Door Pieter de Kok RA – TheDataConnection.nl
Ik weet niet wie het ooit zei, maar het is een briljante observatie:
“A fool with a tool is still a fool.”
De zin duikt bij mij steeds vaker op.
Niet omdat ik hem in een managementboek las, maar omdat ik hem dagelijks zie gebeuren.
In vergaderingen waar het over “AI-implementatie” gaat.
In teams die net een workflow hebben gebouwd met zoveel pijlen dat niemand meer weet wie op de knop drukt.
In organisaties die trots melden dat ze “ChatGPT Enterprise” hebben aangeschaft, zonder dat iemand weet waarvoor.
Het lijkt een nieuwe fase van digitalisering: we zijn niet langer bang om de verkeerde tool te kiezen — we vieren het.
De dans van FOMO
Ik zit al ruim dertig jaar in dit vak, en ik heb dezelfde dans al vaker gezien.
Bij EDI, bij blockchain, bij RPA, en nu bij AI.
De technologie verandert, de psychologie niet.
Eerst is er nieuwsgierigheid, dan opwinding, daarna kuddegedrag en uiteindelijk… teleurstelling.
De nieuwste versie van die dans heet FOMO — Fear of Missing Out.
Wie vandaag niet over AI praat, is morgen niet meer “relevant”.
Dus kopen we licenties, boeken workshops en bouwen promptbibliotheken, vaak zonder plan.

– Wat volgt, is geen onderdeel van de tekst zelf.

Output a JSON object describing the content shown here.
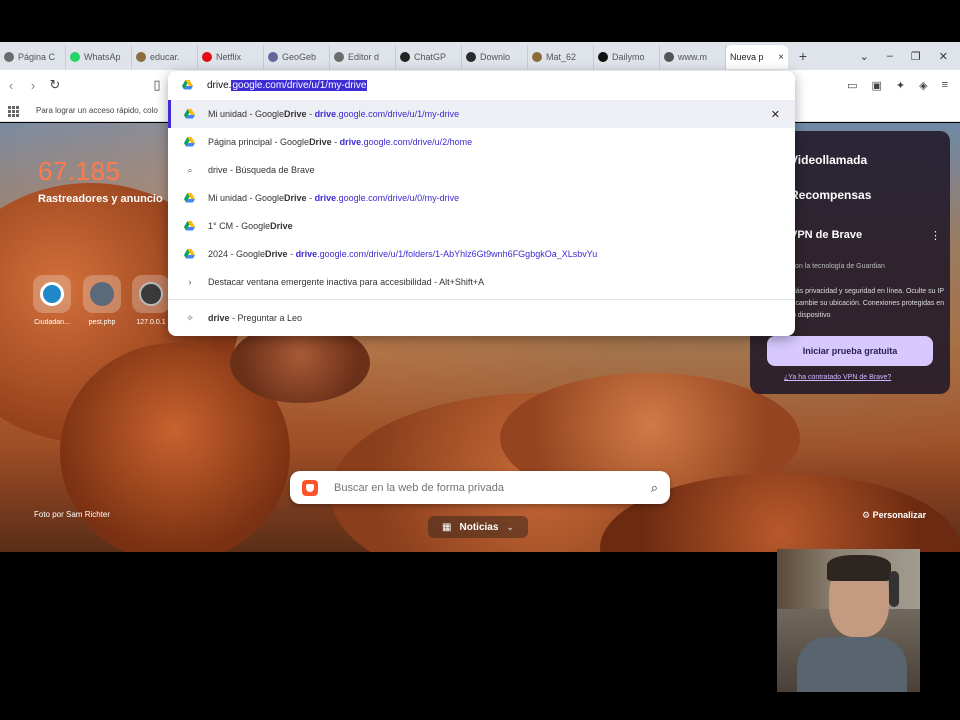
{
  "browser": {
    "tabs": [
      {
        "label": "Página C",
        "icon": "globe-icon",
        "color": "#6b6b6b"
      },
      {
        "label": "WhatsAp",
        "icon": "whatsapp-icon",
        "color": "#25d366"
      },
      {
        "label": "educar.",
        "icon": "page-icon",
        "color": "#8a6d3b"
      },
      {
        "label": "Netflix",
        "icon": "netflix-icon",
        "color": "#e50914"
      },
      {
        "label": "GeoGeb",
        "icon": "geogebra-icon",
        "color": "#666699"
      },
      {
        "label": "Editor d",
        "icon": "globe-icon",
        "color": "#6b6b6b"
      },
      {
        "label": "ChatGP",
        "icon": "chatgpt-icon",
        "color": "#222222"
      },
      {
        "label": "Downlo",
        "icon": "download-icon",
        "color": "#2b2b2b"
      },
      {
        "label": "Mat_62",
        "icon": "page-icon",
        "color": "#8a6d3b"
      },
      {
        "label": "Dailymo",
        "icon": "dailymotion-icon",
        "color": "#111111"
      },
      {
        "label": "www.m",
        "icon": "link-icon",
        "color": "#555555"
      }
    ],
    "active_tab": {
      "label": "Nueva p",
      "close": "×"
    },
    "new_tab": "+",
    "window_controls": {
      "dropdown": "⌄",
      "minimize": "–",
      "restore": "❐",
      "close": "✕"
    }
  },
  "bookmarks_bar": {
    "hint": "Para lograr un acceso rápido, colo"
  },
  "omnibox": {
    "typed": "drive.",
    "selected_completion": "google.com/drive/u/1/my-drive",
    "suggestions": [
      {
        "icon": "google-drive-icon",
        "title": "Mi unidad - Google ",
        "bold": "Drive",
        "sep": " - ",
        "url_bold": "drive",
        "url": ".google.com/drive/u/1/my-drive",
        "highlighted": true,
        "close": "✕"
      },
      {
        "icon": "google-drive-icon",
        "title": "Página principal - Google ",
        "bold": "Drive",
        "sep": " - ",
        "url_bold": "drive",
        "url": ".google.com/drive/u/2/home",
        "highlighted": false
      },
      {
        "icon": "search-icon",
        "title": "drive - Búsqueda de Brave",
        "bold": "",
        "sep": "",
        "url_bold": "",
        "url": "",
        "highlighted": false
      },
      {
        "icon": "google-drive-icon",
        "title": "Mi unidad - Google ",
        "bold": "Drive",
        "sep": " - ",
        "url_bold": "drive",
        "url": ".google.com/drive/u/0/my-drive",
        "highlighted": false
      },
      {
        "icon": "google-drive-icon",
        "title": "1° CM - Google ",
        "bold": "Drive",
        "sep": "",
        "url_bold": "",
        "url": "",
        "highlighted": false
      },
      {
        "icon": "google-drive-icon",
        "title": "2024 - Google ",
        "bold": "Drive",
        "sep": " - ",
        "url_bold": "drive",
        "url": ".google.com/drive/u/1/folders/1-AbYhlz6Gt9wnh6FGgbgkOa_XLsbvYu",
        "highlighted": false
      },
      {
        "icon": "chevron-right-icon",
        "title": "Destacar ventana emergente inactiva para accesibilidad - Alt+Shift+A",
        "bold": "",
        "sep": "",
        "url_bold": "",
        "url": "",
        "highlighted": false
      }
    ],
    "leo": {
      "icon": "leo-icon",
      "bold": "drive",
      "text": " - Preguntar a Leo"
    }
  },
  "ntp": {
    "stat_value": "67.185",
    "stat_label": "Rastreadores y anuncio",
    "sites": [
      {
        "label": "Ciudadan...",
        "color": "#1e88c8"
      },
      {
        "label": "pest.php",
        "color": "#5a6a7a"
      },
      {
        "label": "127.0.0.1",
        "color": "#3a3a3a"
      }
    ],
    "photo_credit": "Foto por Sam Richter",
    "customize": "Personalizar",
    "search_placeholder": "Buscar en la web de forma privada",
    "news_button": "Noticias",
    "cards": {
      "videollamada": "Videollamada",
      "recompensas": "Recompensas",
      "vpn_title": "VPN de Brave",
      "vpn_menu": "⋮",
      "vpn_powered": "Con la tecnología de  Guardian",
      "vpn_desc": "Más privacidad y seguridad en línea. Oculte su IP y cambie su ubicación. Conexiones protegidas en tu dispositivo",
      "vpn_trial_button": "Iniciar prueba gratuita",
      "vpn_link": "¿Ya ha contratado VPN de Brave?"
    }
  },
  "colors": {
    "accent": "#3d2bd6",
    "brave_orange": "#fb542b",
    "stat": "#ff7a4d"
  }
}
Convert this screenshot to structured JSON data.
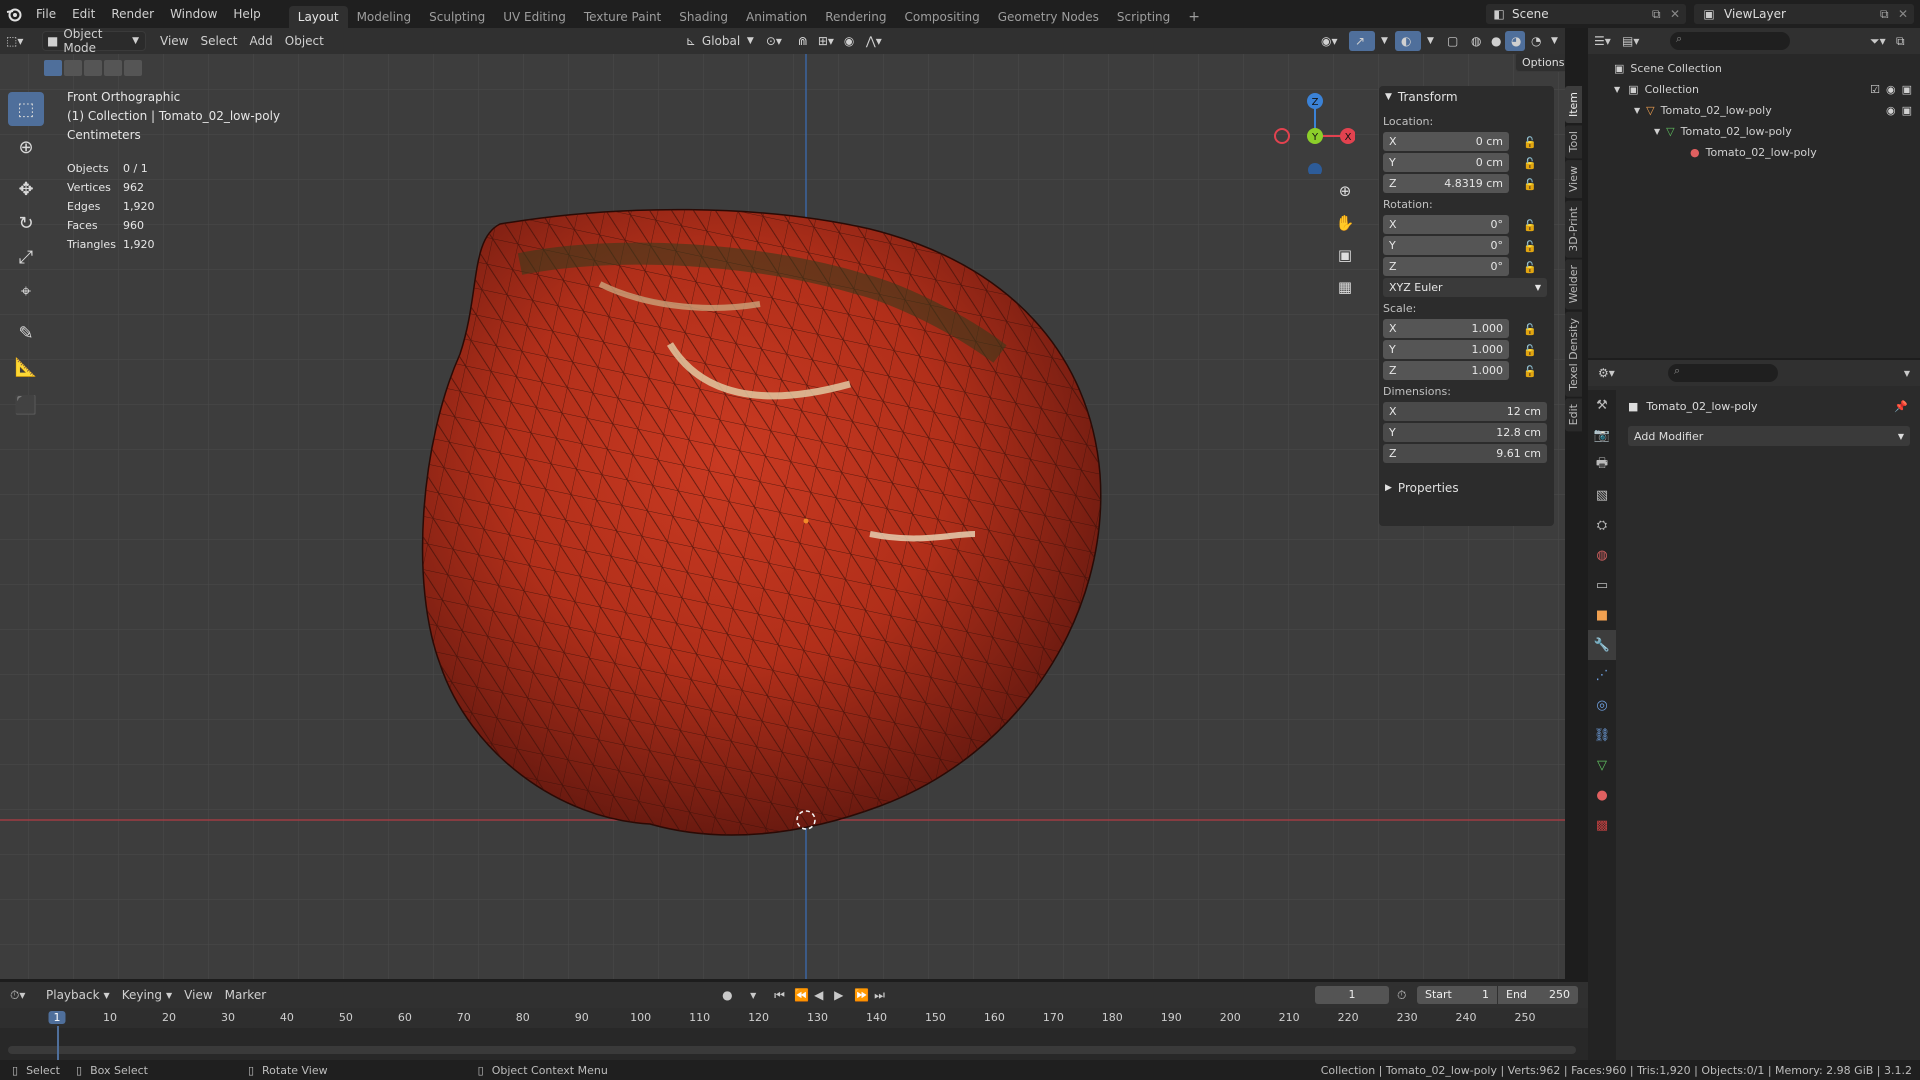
{
  "menu": {
    "items": [
      "File",
      "Edit",
      "Render",
      "Window",
      "Help"
    ],
    "workspaces": [
      "Layout",
      "Modeling",
      "Sculpting",
      "UV Editing",
      "Texture Paint",
      "Shading",
      "Animation",
      "Rendering",
      "Compositing",
      "Geometry Nodes",
      "Scripting"
    ],
    "active_workspace": "Layout",
    "add_tab": "+",
    "scene_label": "Scene",
    "viewlayer_label": "ViewLayer"
  },
  "vp_header": {
    "mode": "Object Mode",
    "menus": [
      "View",
      "Select",
      "Add",
      "Object"
    ],
    "orientation": "Global",
    "options": "Options"
  },
  "overlay": {
    "view_name": "Front Orthographic",
    "collection": "(1) Collection | Tomato_02_low-poly",
    "units": "Centimeters",
    "stats": [
      {
        "label": "Objects",
        "value": "0 / 1"
      },
      {
        "label": "Vertices",
        "value": "962"
      },
      {
        "label": "Edges",
        "value": "1,920"
      },
      {
        "label": "Faces",
        "value": "960"
      },
      {
        "label": "Triangles",
        "value": "1,920"
      }
    ]
  },
  "gizmo": {
    "z": "Z",
    "y": "Y",
    "x": "X"
  },
  "npanel": {
    "title": "Transform",
    "location_label": "Location:",
    "location": [
      {
        "axis": "X",
        "value": "0 cm"
      },
      {
        "axis": "Y",
        "value": "0 cm"
      },
      {
        "axis": "Z",
        "value": "4.8319 cm"
      }
    ],
    "rotation_label": "Rotation:",
    "rotation": [
      {
        "axis": "X",
        "value": "0°"
      },
      {
        "axis": "Y",
        "value": "0°"
      },
      {
        "axis": "Z",
        "value": "0°"
      }
    ],
    "rotation_mode": "XYZ Euler",
    "scale_label": "Scale:",
    "scale": [
      {
        "axis": "X",
        "value": "1.000"
      },
      {
        "axis": "Y",
        "value": "1.000"
      },
      {
        "axis": "Z",
        "value": "1.000"
      }
    ],
    "dimensions_label": "Dimensions:",
    "dimensions": [
      {
        "axis": "X",
        "value": "12 cm"
      },
      {
        "axis": "Y",
        "value": "12.8 cm"
      },
      {
        "axis": "Z",
        "value": "9.61 cm"
      }
    ],
    "properties_label": "Properties",
    "tabs": [
      "Item",
      "Tool",
      "View",
      "3D-Print",
      "Welder",
      "Texel Density",
      "Edit"
    ]
  },
  "outliner": {
    "scene_collection": "Scene Collection",
    "collection": "Collection",
    "object": "Tomato_02_low-poly",
    "mesh": "Tomato_02_low-poly",
    "material": "Tomato_02_low-poly"
  },
  "properties": {
    "object_name": "Tomato_02_low-poly",
    "add_modifier": "Add Modifier"
  },
  "timeline": {
    "menus": [
      "Playback",
      "Keying",
      "View",
      "Marker"
    ],
    "current_frame": "1",
    "start_label": "Start",
    "start": "1",
    "end_label": "End",
    "end": "250",
    "ticks": [
      "1",
      "10",
      "20",
      "30",
      "40",
      "50",
      "60",
      "70",
      "80",
      "90",
      "100",
      "110",
      "120",
      "130",
      "140",
      "150",
      "160",
      "170",
      "180",
      "190",
      "200",
      "210",
      "220",
      "230",
      "240",
      "250"
    ]
  },
  "status": {
    "select": "Select",
    "box_select": "Box Select",
    "rotate_view": "Rotate View",
    "context_menu": "Object Context Menu",
    "info": "Collection | Tomato_02_low-poly | Verts:962 | Faces:960 | Tris:1,920 | Objects:0/1 | Memory: 2.98 GiB | 3.1.2"
  },
  "colors": {
    "accent": "#4f6f9b",
    "tomato": "#b8321f",
    "x_axis": "#e2424f",
    "y_axis": "#8ccf2a",
    "z_axis": "#3b82d6"
  }
}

En ergens onderweg vergeten we de belangrijkste vraag:
Wat gaan we er eigenlijk mee doen?
De vergeten factor: adoptie
Ik heb ooit een klant gehad die groot aantal MacBooks ging kopen “omdat het er beter uitzag dan die machines met Microsoft erop”.
Op papier klopte het.
Totdat bleek dat niemand binnen het bedrijf ermee wilde werken.
Na drie maanden waren de oude laptops met Microsoft stiekem weer in gebruik.
Zo gaat het nu ook met AI.
Er wordt gekocht, getest, gepilot — maar amper gebruikt.
Niet omdat de tools slecht zijn, maar omdat niemand écht heeft nagedacht over de adoptie.
De meeste organisaties hebben een toolstrategie, geen mensstrategie.
Ze implementeren technologie, maar vergeten gedrag.
En gedrag wint altijd.
Technologie zonder context is theater
Ik ben de laatste die tegen technologie is — verre van.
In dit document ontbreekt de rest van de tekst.